En République démocratique du Congo, la Garde républicaine est une unité d’élite des FARDC placée sous l’autorité directe du Chef de l’État. Sa mission principale est clairement définie : assurer la protection du Président de la République, de sa famille, des sites stratégiques et des institutions sensibles. Elle intervient également dans des missions spécifiques de haute sécurité, liées à la stabilité des institutions.
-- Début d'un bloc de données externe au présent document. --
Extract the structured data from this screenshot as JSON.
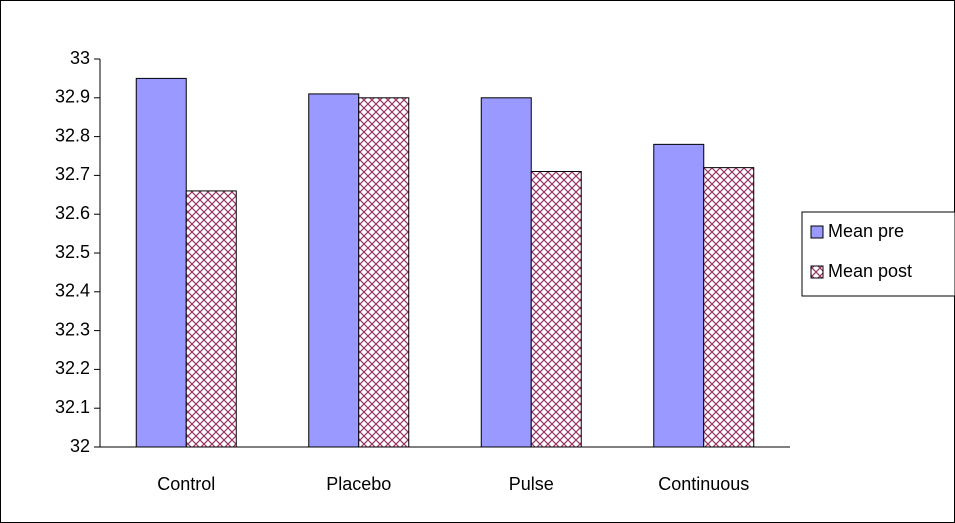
{
  "chart_data": {
    "type": "bar",
    "categories": [
      "Control",
      "Placebo",
      "Pulse",
      "Continuous"
    ],
    "series": [
      {
        "name": "Mean pre",
        "color": "#9999ff",
        "values": [
          32.95,
          32.91,
          32.9,
          32.78
        ]
      },
      {
        "name": "Mean post",
        "color": "#993366",
        "pattern": "crosshatch",
        "values": [
          32.66,
          32.9,
          32.71,
          32.72
        ]
      }
    ],
    "ylim": [
      32,
      33
    ],
    "yticks": [
      32,
      32.1,
      32.2,
      32.3,
      32.4,
      32.5,
      32.6,
      32.7,
      32.8,
      32.9,
      33
    ],
    "grid": false,
    "legend": "right"
  }
}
Dès lors, la question se pose : à quel titre un artiste, aussi populaire soit-il, peut-il bénéficier de la protection d’une unité aussi stratégique ? S’agit-il d’une affectation officielle, d’une mesure exceptionnelle de sécurité, ou d’une confusion entre protection privée et mission régalienne ?
Au-delà de la personne d’Héritier Watanabe, le débat touche à un principe fondamental : l’usage des forces spéciales de l’État. Dans un contexte où les enjeux sécuritaires demeurent majeurs sur l’ensemble du territoire national, chaque déploiement d’une unité d’élite engage la responsabilité institutionnelle.
Si des menaces particulières existent contre une personnalité publique, des dispositifs légaux peuvent être sollicités auprès des services compétents. Mais la clarification reste essentielle pour éviter toute polémique ou interprétation erronée.
Cette situation appelle donc à la transparence. Car la Garde républicaine n’est pas une unité ordinaire : elle incarne la protection des institutions. Son image et ses missions doivent demeurer en adéquation avec son rôle républicain.